MOGADISHU (Reuters) – Somalia’s Islamist group al Shabaab said on Friday they had set up a COVID-19 treatment centre in the country, and said the disease posed a grave threat, citing international health authorities.
“Al Shabaab’s corona(virus) prevention and treatment committee has opened a COVID-19 centre,” the group said in a broadcast on their radio Andalus, adding the centre had been set up in Jilib, about 380 kilometres (236 miles) south of the capital Mogadishu.

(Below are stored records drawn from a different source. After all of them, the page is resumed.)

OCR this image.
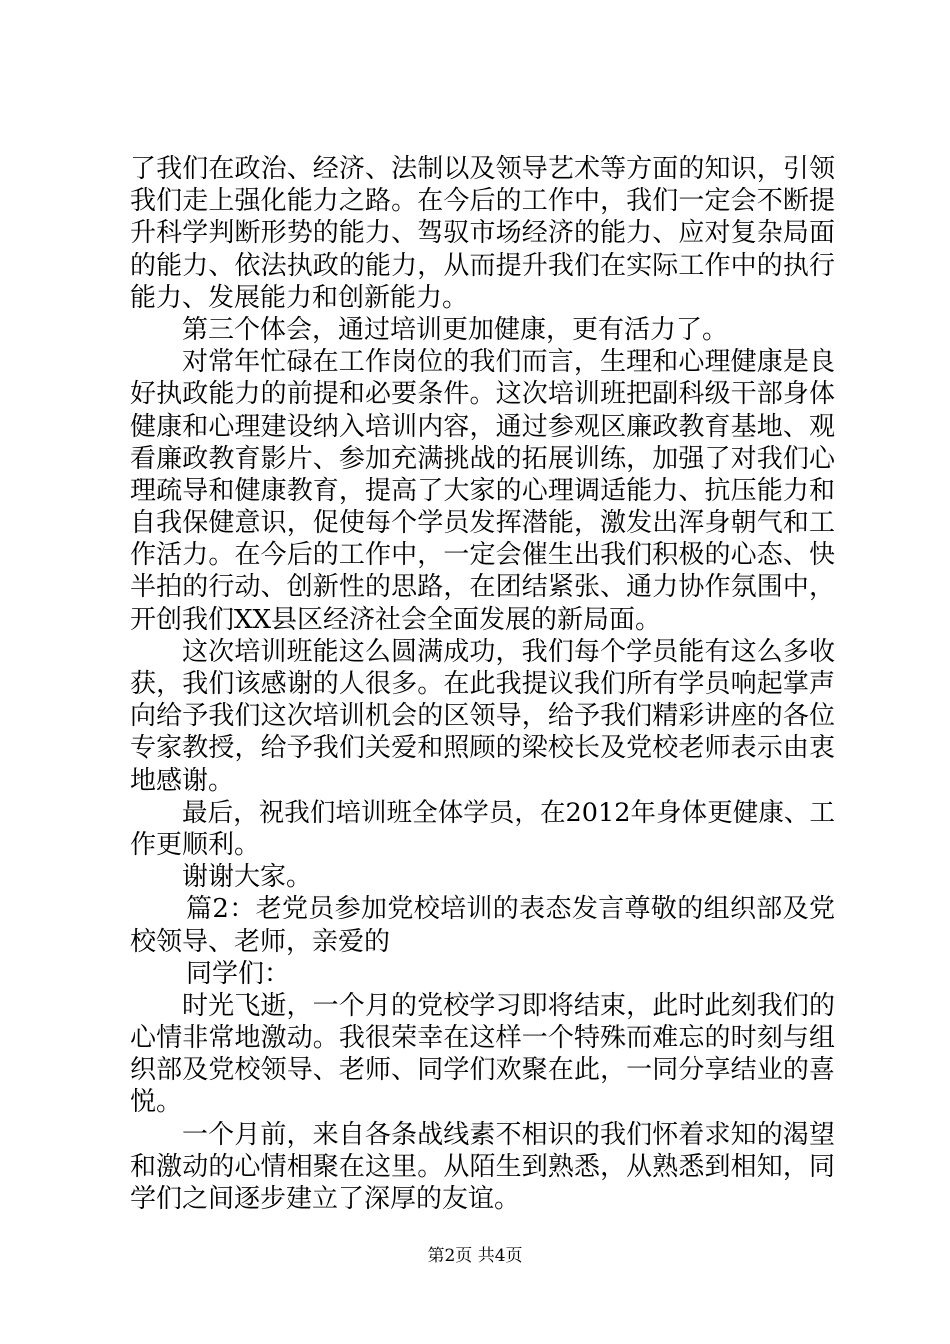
了我们在政治、经济、法制以及领导艺术等方面的知识，引领
我们走上强化能力之路。在今后的工作中，我们一定会不断提
升科学判断形势的能力、驾驭市场经济的能力、应对复杂局面
的能力、依法执政的能力，从而提升我们在实际工作中的执行
能力、发展能力和创新能力。
第三个体会，通过培训更加健康，更有活力了。
对常年忙碌在工作岗位的我们而言，生理和心理健康是良
好执政能力的前提和必要条件。这次培训班把副科级干部身体
健康和心理建设纳入培训内容，通过参观区廉政教育基地、观
看廉政教育影片、参加充满挑战的拓展训练，加强了对我们心
理疏导和健康教育，提高了大家的心理调适能力、抗压能力和
自我保健意识，促使每个学员发挥潜能，激发出浑身朝气和工
作活力。在今后的工作中，一定会催生出我们积极的心态、快
半拍的行动、创新性的思路，在团结紧张、通力协作氛围中，
开创我们XX县区经济社会全面发展的新局面。
这次培训班能这么圆满成功，我们每个学员能有这么多收
获，我们该感谢的人很多。在此我提议我们所有学员响起掌声
向给予我们这次培训机会的区领导，给予我们精彩讲座的各位
专家教授，给予我们关爱和照顾的梁校长及党校老师表示由衷
地感谢。
最后，祝我们培训班全体学员，在2012年身体更健康、工
作更顺利。
谢谢大家。
篇2：老党员参加党校培训的表态发言尊敬的组织部及党
校领导、老师，亲爱的
同学们：
时光飞逝，一个月的党校学习即将结束，此时此刻我们的
心情非常地激动。我很荣幸在这样一个特殊而难忘的时刻与组
织部及党校领导、老师、同学们欢聚在此，一同分享结业的喜
悦。
一个月前，来自各条战线素不相识的我们怀着求知的渴望
和激动的心情相聚在这里。从陌生到熟悉，从熟悉到相知，同
学们之间逐步建立了深厚的友谊。
第2页 共4页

“International health organisations said COVID-19 is terribly spreading in countries of Africa continent.”
For more than a decade the group has been fighting to topple the Horn of Africa’s Western-backed central government and establish its own government based on its own strict interpretation of Islamic sharia law.
It frequently carries out bombings and gun assaults in Somalia against both military and civilian targets including hotels, intersections and checkpoints.
In the broadcast a man who identified himself as Sheikh Mohamed Bali thanked al Shabaab for setting up the centre and asked those with symptoms to report to the centre.
“We thank the administration who established the centre, we ask the people not to hide (the) disease to avoid spreading of the virus, people should report to the centre,” he said.
Another person in the broadcast who did not identify himself said the centre is ready with vehicles to transport suspected coronavirus patients who call in seeking for care.